Originaltitel: MIDSOMMAR

USA/S 2019, 170 min
FSK 16
Verleih: Weltkino

Genre: Horror

Darsteller: Florence Pugh, Jack Reynour, Will Poulter

Regie: Ari Aster

Kinostart: 26.09.19

1 Bewertung

Midsommar

Filmischer Sonnenbrand

Es dauert keine zehn Minuten, da liegen die Nerven bereits blank. In seinem umjubelten Erstlingswerk HEREDITARY hat Regisseur Ari Aster noch schrittweise den Nervenkitzel gesteigert, dieses Mal ist schon der Prolog purer Terror, lange bevor das Beziehungsdrama auf den Sektenhorror trifft.

Wie in seinem Vorgängerfilm stürzt Aster anfangs eine Familie mit einem Schicksalsschlag ins Chaos. Tochter Dani, grandios gespielt von Florence Pugh, ist fortan schwer traumatisiert, die Beziehung mit ihrem Freund kriselt.

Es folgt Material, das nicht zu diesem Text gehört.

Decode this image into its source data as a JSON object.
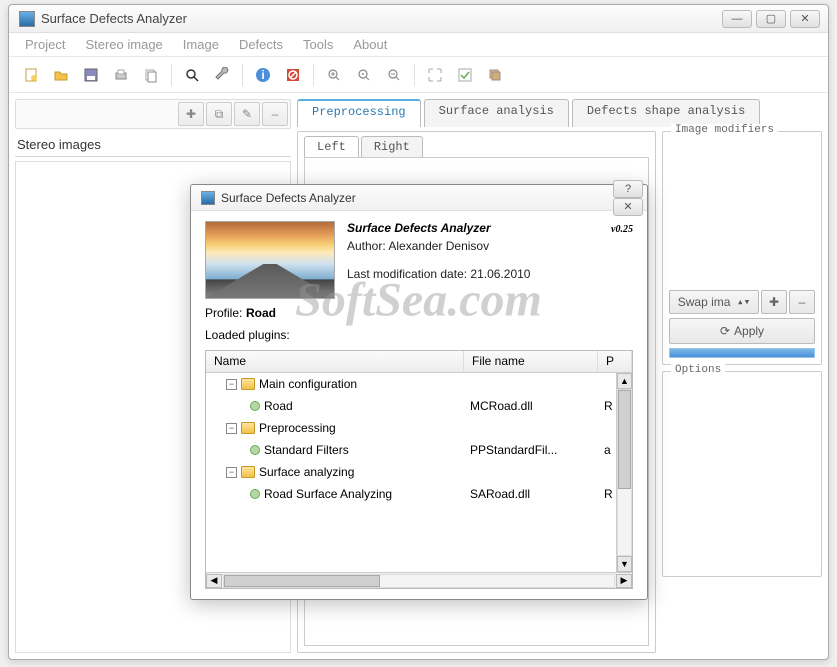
{
  "app": {
    "title": "Surface Defects Analyzer"
  },
  "menubar": [
    "Project",
    "Stereo image",
    "Image",
    "Defects",
    "Tools",
    "About"
  ],
  "left_panel": {
    "title": "Stereo images"
  },
  "tabs": {
    "main": [
      "Preprocessing",
      "Surface analysis",
      "Defects shape analysis"
    ],
    "main_active": 0,
    "sub": [
      "Left",
      "Right"
    ],
    "sub_active": 0
  },
  "side": {
    "modifiers_legend": "Image modifiers",
    "swap_label": "Swap ima",
    "apply_label": "Apply",
    "options_legend": "Options"
  },
  "dialog": {
    "title": "Surface Defects Analyzer",
    "name": "Surface Defects Analyzer",
    "version": "v0.25",
    "author_label": "Author:",
    "author": "Alexander Denisov",
    "moddate_label": "Last modification date:",
    "moddate": "21.06.2010",
    "profile_label": "Profile:",
    "profile_value": "Road",
    "loaded_label": "Loaded plugins:",
    "cols": {
      "name": "Name",
      "file": "File name",
      "p": "P"
    },
    "tree": [
      {
        "type": "group",
        "name": "Main configuration"
      },
      {
        "type": "leaf",
        "name": "Road",
        "file": "MCRoad.dll",
        "p": "R"
      },
      {
        "type": "group",
        "name": "Preprocessing"
      },
      {
        "type": "leaf",
        "name": "Standard Filters",
        "file": "PPStandardFil...",
        "p": "a"
      },
      {
        "type": "group",
        "name": "Surface analyzing"
      },
      {
        "type": "leaf",
        "name": "Road Surface Analyzing",
        "file": "SARoad.dll",
        "p": "R"
      }
    ]
  },
  "watermark": "SoftSea.com"
}
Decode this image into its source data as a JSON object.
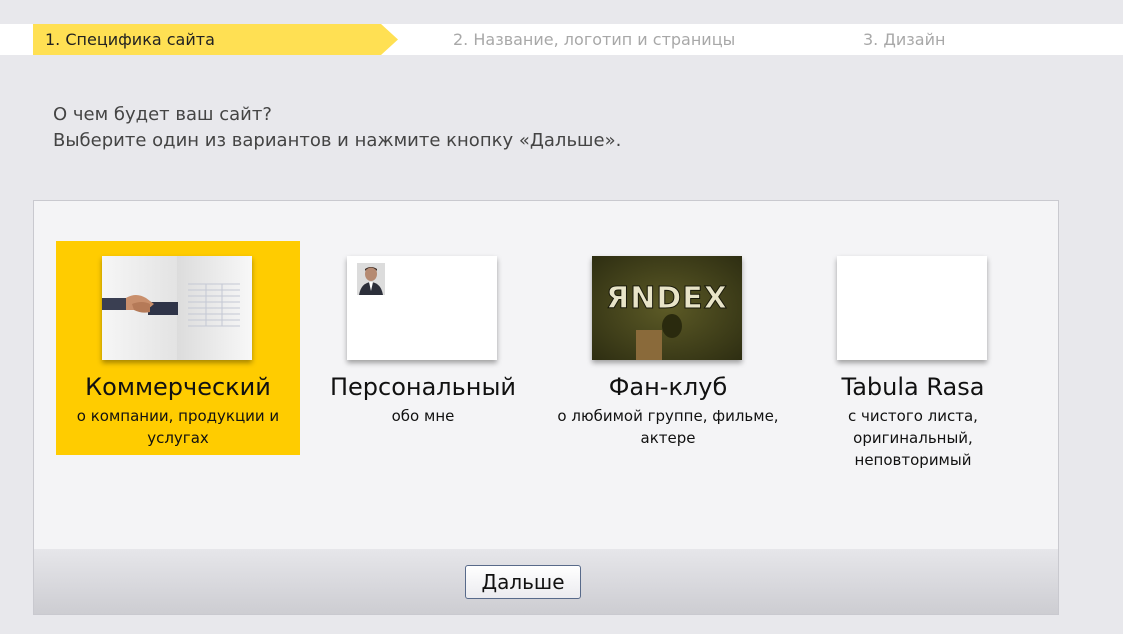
{
  "steps": [
    {
      "label": "1. Специфика сайта",
      "active": true
    },
    {
      "label": "2. Название, логотип и страницы",
      "active": false
    },
    {
      "label": "3. Дизайн",
      "active": false
    }
  ],
  "intro": {
    "question": "О чем будет ваш сайт?",
    "instruction": "Выберите один из вариантов и нажмите кнопку «Дальше»."
  },
  "options": [
    {
      "title": "Коммерческий",
      "desc": "о компании, продукции и услугах",
      "selected": true,
      "thumb_icon": "handshake-icon"
    },
    {
      "title": "Персональный",
      "desc": "обо мне",
      "selected": false,
      "thumb_icon": "portrait-photo-icon"
    },
    {
      "title": "Фан-клуб",
      "desc": "о любимой группе, фильме, актере",
      "selected": false,
      "thumb_icon": "band-logo-image",
      "thumb_text": "ЯNDEX"
    },
    {
      "title": "Tabula Rasa",
      "desc": "с чистого листа, оригинальный, неповторимый",
      "selected": false,
      "thumb_icon": "blank-page-icon"
    }
  ],
  "next_button": {
    "label": "Дальше"
  },
  "colors": {
    "active_step": "#ffe053",
    "selected_option": "#ffcc00",
    "inactive_step_text": "#a8a8a8"
  }
}
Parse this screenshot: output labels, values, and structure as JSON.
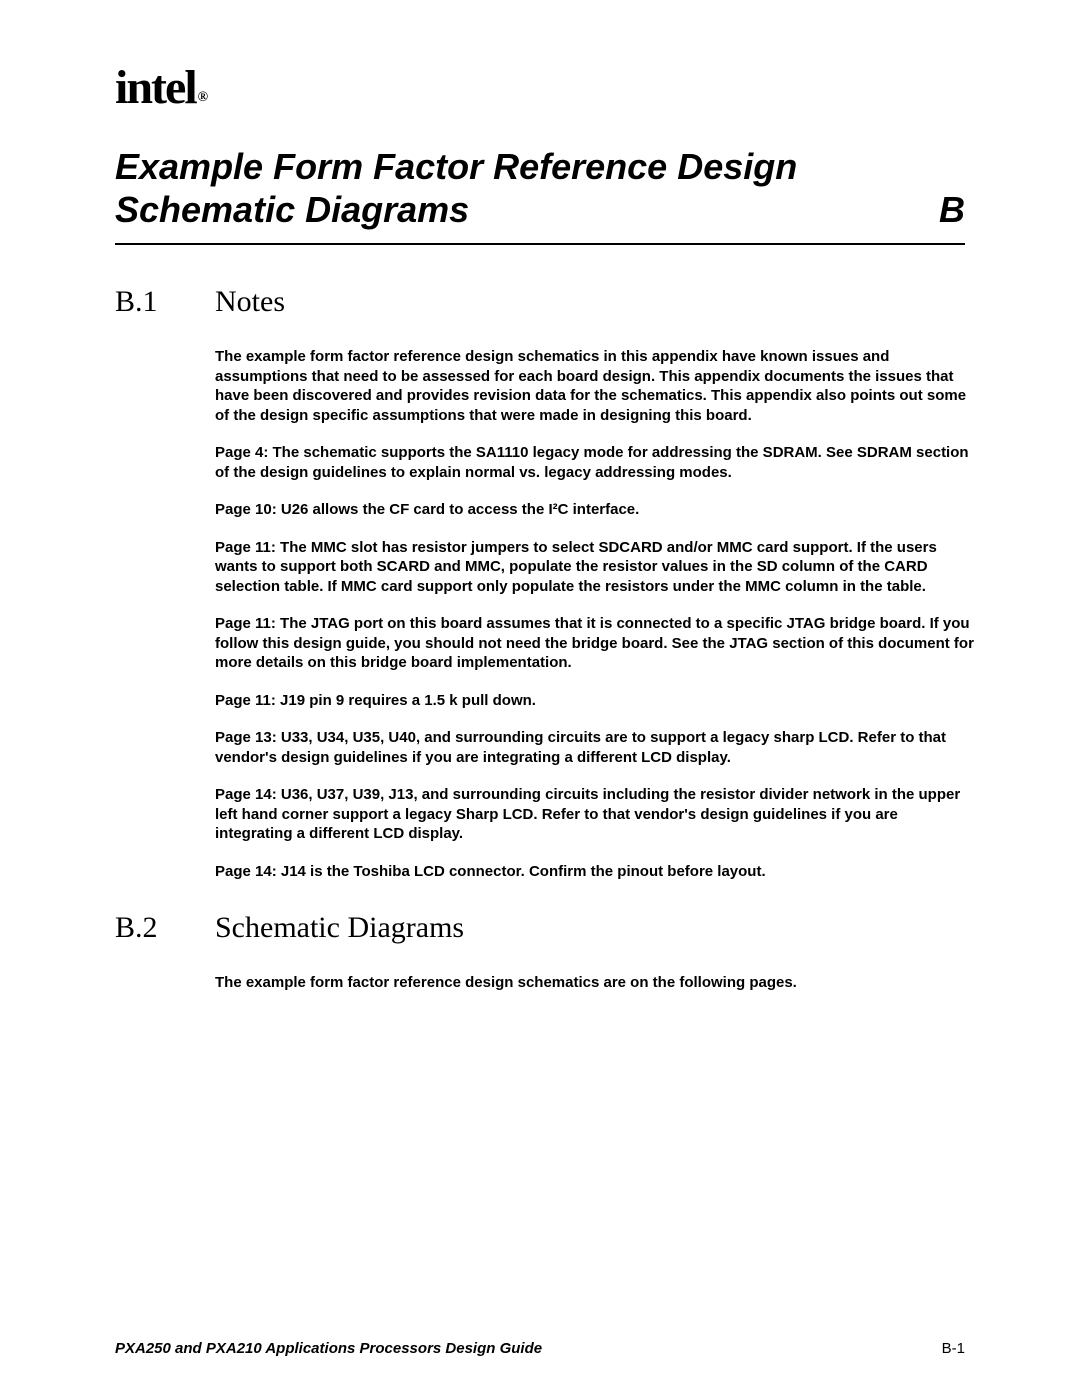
{
  "logo": {
    "text": "intel",
    "reg": "®"
  },
  "title": "Example Form Factor Reference Design Schematic Diagrams",
  "title_letter": "B",
  "sections": {
    "b1": {
      "num": "B.1",
      "label": "Notes",
      "paragraphs": [
        "The example form factor reference design schematics in this appendix have known issues and assumptions that need to be assessed for each board design. This appendix documents the issues that have been discovered and provides revision data for the schematics. This appendix also points out some of the design specific assumptions that were made in designing this board.",
        "Page 4: The schematic supports the SA1110 legacy mode for addressing the SDRAM. See SDRAM section of the design guidelines to explain normal vs. legacy addressing modes.",
        "Page 10: U26 allows the CF card to access the I²C interface.",
        "Page 11: The MMC slot has resistor jumpers to select SDCARD and/or MMC card support. If the users wants to support both SCARD and MMC, populate the resistor values in the SD column of the CARD selection table. If MMC card support only populate the resistors under the MMC column in the table.",
        "Page 11: The JTAG port on this board assumes that it is connected to a specific JTAG bridge board. If you follow this design guide, you should not need the bridge board. See the JTAG section of this document for more details on this bridge board implementation.",
        "Page 11: J19 pin 9 requires a 1.5 k pull down.",
        "Page 13: U33, U34, U35, U40, and surrounding circuits are to support a legacy sharp LCD. Refer to that vendor's design guidelines if you are integrating a different LCD display.",
        "Page 14: U36, U37, U39, J13, and surrounding circuits including the resistor divider network in the upper left hand corner support a legacy Sharp LCD. Refer to that vendor's design guidelines if you are integrating a different LCD display.",
        "Page 14: J14 is the Toshiba LCD connector. Confirm the pinout before layout."
      ]
    },
    "b2": {
      "num": "B.2",
      "label": "Schematic Diagrams",
      "paragraphs": [
        "The example form factor reference design schematics are on the following pages."
      ]
    }
  },
  "footer": {
    "left": "PXA250 and PXA210 Applications Processors Design Guide",
    "right": "B-1"
  }
}
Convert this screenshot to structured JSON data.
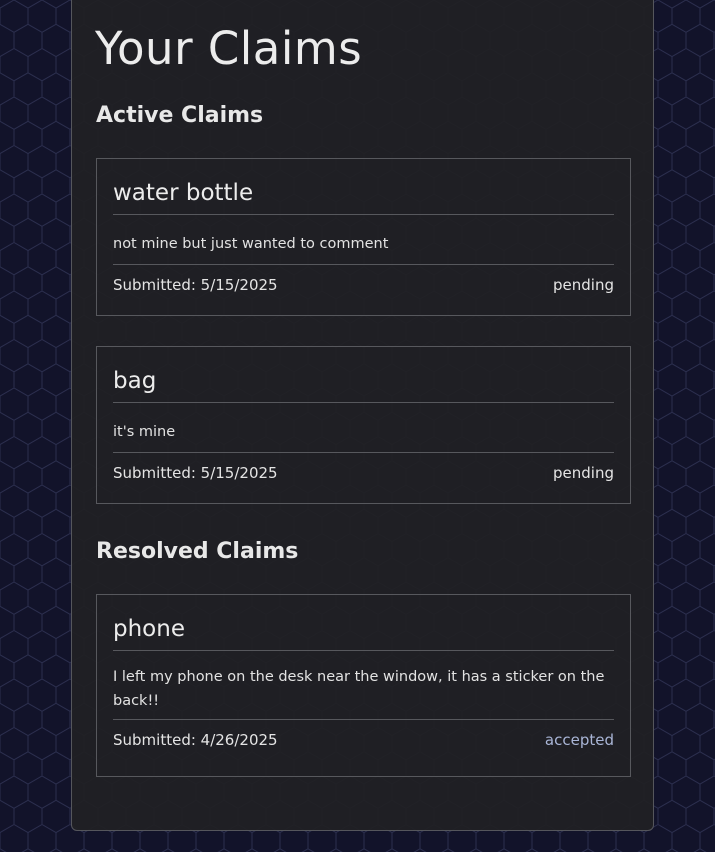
{
  "page": {
    "title": "Your Claims"
  },
  "sections": {
    "active": {
      "heading": "Active Claims",
      "claims": [
        {
          "item": "water bottle",
          "description": "not mine but just wanted to comment",
          "submitted": "Submitted: 5/15/2025",
          "status": "pending"
        },
        {
          "item": "bag",
          "description": "it's mine",
          "submitted": "Submitted: 5/15/2025",
          "status": "pending"
        }
      ]
    },
    "resolved": {
      "heading": "Resolved Claims",
      "claims": [
        {
          "item": "phone",
          "description": "I left my phone on the desk near the window, it has a sticker on the back!!",
          "submitted": "Submitted: 4/26/2025",
          "status": "accepted"
        }
      ]
    }
  },
  "colors": {
    "background": "#12132a",
    "panel": "#202024",
    "border": "#57585d",
    "text": "#e6e6e6",
    "status_accepted": "#a9b5d6"
  }
}
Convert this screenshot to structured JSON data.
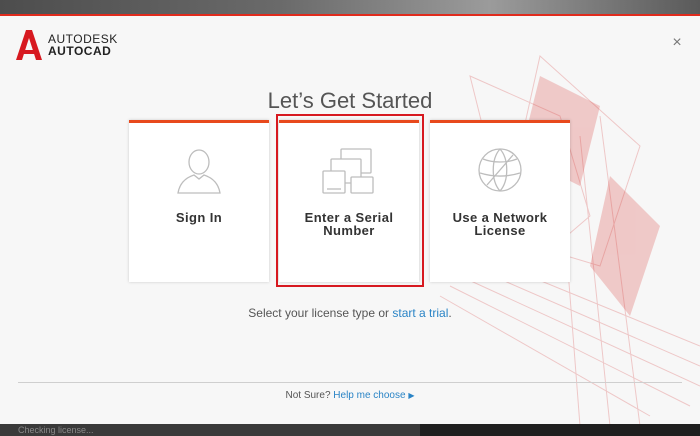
{
  "brand": {
    "company": "AUTODESK",
    "product": "AUTOCAD",
    "mark": "A"
  },
  "close_glyph": "×",
  "title": "Let’s Get Started",
  "cards": [
    {
      "label_line1": "Sign In",
      "label_line2": "",
      "icon": "user-icon"
    },
    {
      "label_line1": "Enter a Serial",
      "label_line2": "Number",
      "icon": "devices-icon"
    },
    {
      "label_line1": "Use a Network",
      "label_line2": "License",
      "icon": "globe-icon"
    }
  ],
  "select": {
    "text": "Select your license type or ",
    "link": "start a trial",
    "suffix": "."
  },
  "help": {
    "text": "Not Sure? ",
    "link": "Help me choose",
    "arrow": "▶"
  },
  "status": "Checking license...",
  "colors": {
    "accent": "#e8491d",
    "highlight": "#d71920",
    "link": "#2a84c6"
  }
}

Wann erlebt man es schon noch, daß ein Horrorfilm sich und sein Publikum so ernst nimmt, so tief in seinen Konflikt eintaucht? Aster gelingt das hier bereits zum zweiten Mal und erweist sich erneut als riesige Bereicherung für das Genre. Schadenfroh schickt er nun sein gescheitertes Liebespaar mit einer Clique (bewußt) unsympathischer Männer in den Entspannungs-Urlaub. Oder ist es doch nur ein Tapetenwechsel für das bevorstehende Zerwürfnis? Reiseziel ist ein schwedisches Dorf mitten im Nirgendwo, in dem ein 9tägiges Mittsommer-Fest bevorsteht, das so nur alle 90 Jahre gefeiert wird. Zu Recht, wie sich bald zeigt, denn neben Tänzen und geselligem Beisammensein stehen grausame Rituale auf dem Programm. Kleiner Tip: auf die Wandmalereien im Hintergrund achten! Da bekommt man es schon bei diesen kleinen Hinweisen auf das Bevorstehende mit der Angst zu tun, jede Einstellung birgt ihre Geheimnisse.

Wo sich das Horrorkino für gewöhnlich in der Dunkelheit wohlfühlt, ist MIDSOMMAR mit seinem lichtdurchfluteten schwedischen Märchendorf ein surrealer Gegenentwurf. Generell ist das alles mit seinem Verzicht auf Gewohntes in jeder Minute widerspenstig und eigen und absolutes Kontrastprogramm zum Großteil des modernen Horrorkinos. Allein der Umfang: mit knapp zweieinhalb Stunden extrem lang, aber eben nie langweilig. Die Horrorszenen gering dosiert, aber in ihrer Andersartigkeit unvergeßlich. Das ist nicht so gruselig wie das Debüt des Regisseurs und hat in seinem subtilen Spiel mit den Erwartungen definitiv das Zeug zum Publikums-Spalter, entwickelt sich aber zu einem wortwörtlich schwindelerregenden Trip.

MIDSOMMAR fühlt sich so an, als hätte man selbst zu lange in der Sonne gelegen und an den falschen Blüten gerochen. Kino für alle Sinne ist das! Allein die verstörende, symmetrische Puppenhaus-Ästhetik sorgt für Unbehagen, dann verabreicht Aster die Unmengen an Drogen und halluzinogenen Kräutertees, die hier konsumiert werden, auch dem Publikum. Alles flimmert, alles verschwimmt. Wenn benebelt bis zum Umfallen um den Maibaum getanzt wird, dann tanzt die Kamera mit. Übelkeitsgefahr!

Nebenbei ist das oft erstaunlich witzig, wenn die aufgeklärte westliche Welt plötzlich wieder mit archaischen Vorstellungen von Leben und Tod konfrontiert wird. Ja, man ist sogar besser beraten, wenn man von Anfang an eine schwarze Komödie erwartet, das Entsetzen gibt’s gratis dazu. Am Ende gipfelt der Tageslicht-Horror in einer vorhersehbaren emanzipatorischen Pointe und vergißt einige Figuren auf halber Strecke.

Dennoch kann man sich in diesem intelligenten, überragend inszenierten und wunderbar skurrilen Schreckens-Theater aus tanzenden, schreienden, dionysischen, nackten und deformierten Körpern verlieren. Prost oder besser gesagt: Skål! Auf den bisher besten Horrorfilm des Jahres!